Pecan Pie Cheesecake

 



Pecan Pie Cheesecake could become the ideal Thanksgiving treat. Try it!


Ingredients :


Crust:


1 ¾ cups vanilla wafer crumbs


¼ cup firmly packed brown sugar


⅓ cup butter, melted


Pecan Filling:


1 cup sugar


⅔ cup dark corn syrup


⅓ cup butter, melted


2 eggs


1 ½ cups chopped pecans


1 teaspoon vanilla extract


Cheesecake Filling:


3 (8-ounce) packages cream cheese, softened


1 ¼ cups firmly packed brown sugar


2 tablespoons all-purpose flour


4 eggs


⅔ cup heavy whipping cream


1 teaspoon vanilla extractDirections :


Crust:


Preheat oven to 350°. Combine wafer crumbs and brown sugar. Stir in melted butter. Press into bottom and up sides of a 9″ springform pan. Bake for 6 minutes. Set aside to cool.


Pecan Filling:


Combine all ingredients in a medium saucepan. Bring to a boil over medium-high heat.

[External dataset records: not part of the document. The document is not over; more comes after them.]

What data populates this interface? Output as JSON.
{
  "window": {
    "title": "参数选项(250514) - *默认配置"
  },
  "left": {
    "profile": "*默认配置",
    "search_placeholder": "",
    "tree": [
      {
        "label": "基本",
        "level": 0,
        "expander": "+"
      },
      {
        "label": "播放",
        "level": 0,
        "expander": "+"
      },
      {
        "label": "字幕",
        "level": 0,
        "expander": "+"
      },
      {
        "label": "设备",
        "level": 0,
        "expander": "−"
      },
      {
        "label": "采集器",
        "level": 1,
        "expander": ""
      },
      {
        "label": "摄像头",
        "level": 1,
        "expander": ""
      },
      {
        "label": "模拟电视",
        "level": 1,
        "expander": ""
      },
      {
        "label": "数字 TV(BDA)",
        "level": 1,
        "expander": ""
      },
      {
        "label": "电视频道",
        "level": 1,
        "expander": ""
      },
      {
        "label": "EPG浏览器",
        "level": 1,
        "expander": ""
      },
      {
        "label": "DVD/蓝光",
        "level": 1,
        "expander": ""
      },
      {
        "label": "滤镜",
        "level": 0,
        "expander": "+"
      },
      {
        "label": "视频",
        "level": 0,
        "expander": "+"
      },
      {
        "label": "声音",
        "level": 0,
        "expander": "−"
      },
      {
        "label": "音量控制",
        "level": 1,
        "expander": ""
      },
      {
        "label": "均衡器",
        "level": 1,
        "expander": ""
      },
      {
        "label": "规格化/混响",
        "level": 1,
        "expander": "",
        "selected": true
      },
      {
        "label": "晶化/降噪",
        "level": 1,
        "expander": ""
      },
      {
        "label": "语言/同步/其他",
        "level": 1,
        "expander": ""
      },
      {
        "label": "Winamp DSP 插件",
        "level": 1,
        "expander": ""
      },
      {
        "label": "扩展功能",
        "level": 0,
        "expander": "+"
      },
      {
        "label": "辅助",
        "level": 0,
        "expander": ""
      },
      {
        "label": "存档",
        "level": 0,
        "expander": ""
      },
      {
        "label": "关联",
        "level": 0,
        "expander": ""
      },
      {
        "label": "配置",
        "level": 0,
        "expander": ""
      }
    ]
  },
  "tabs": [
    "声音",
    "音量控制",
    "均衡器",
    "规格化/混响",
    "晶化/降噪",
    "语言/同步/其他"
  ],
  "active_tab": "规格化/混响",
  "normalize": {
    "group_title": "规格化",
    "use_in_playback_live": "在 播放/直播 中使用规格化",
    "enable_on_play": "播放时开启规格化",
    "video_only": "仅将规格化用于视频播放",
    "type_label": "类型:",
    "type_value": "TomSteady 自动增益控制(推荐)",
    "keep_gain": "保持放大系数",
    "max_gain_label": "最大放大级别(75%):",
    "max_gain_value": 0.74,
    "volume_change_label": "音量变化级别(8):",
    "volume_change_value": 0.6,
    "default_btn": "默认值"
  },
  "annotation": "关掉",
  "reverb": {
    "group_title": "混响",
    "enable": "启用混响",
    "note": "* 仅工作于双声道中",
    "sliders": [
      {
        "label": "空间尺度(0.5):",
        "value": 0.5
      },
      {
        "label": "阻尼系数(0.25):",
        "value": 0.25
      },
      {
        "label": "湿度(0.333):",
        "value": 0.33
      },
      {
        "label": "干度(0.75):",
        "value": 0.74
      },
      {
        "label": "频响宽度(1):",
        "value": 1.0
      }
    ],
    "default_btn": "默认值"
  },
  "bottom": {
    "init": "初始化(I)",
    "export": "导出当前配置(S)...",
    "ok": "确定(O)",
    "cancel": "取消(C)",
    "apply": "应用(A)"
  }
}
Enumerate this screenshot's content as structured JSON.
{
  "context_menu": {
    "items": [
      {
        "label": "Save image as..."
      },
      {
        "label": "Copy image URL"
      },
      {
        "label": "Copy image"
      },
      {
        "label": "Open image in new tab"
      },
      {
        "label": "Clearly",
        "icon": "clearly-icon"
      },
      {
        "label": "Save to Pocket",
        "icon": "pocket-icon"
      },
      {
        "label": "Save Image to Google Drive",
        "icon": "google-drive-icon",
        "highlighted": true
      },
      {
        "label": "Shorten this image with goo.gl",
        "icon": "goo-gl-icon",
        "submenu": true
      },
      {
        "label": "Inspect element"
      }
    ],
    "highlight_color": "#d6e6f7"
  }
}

Reduce heat and simmer until thickened, about 8-10 minutes, stirring constantly. Pour into crust and set aside.


Cheesecake Filling:


Reduce oven to 325°. With a hand mixer or stand mixer, beat cream cheese at medium speed until creamy. Add brown sugar and flour and beat until fluffy. Add eggs one at a time, beating well after each one. Stir in cream and vanilla. Pour over pecan filling. Bake for 1 hour. Turn off oven and leave cheesecake in oven with the door closed for 1 hour. Remove from oven and run a knife along the outside edges to loosen cheesecake from sides of pan. Let cool. Chill for at least 4 hours before serving.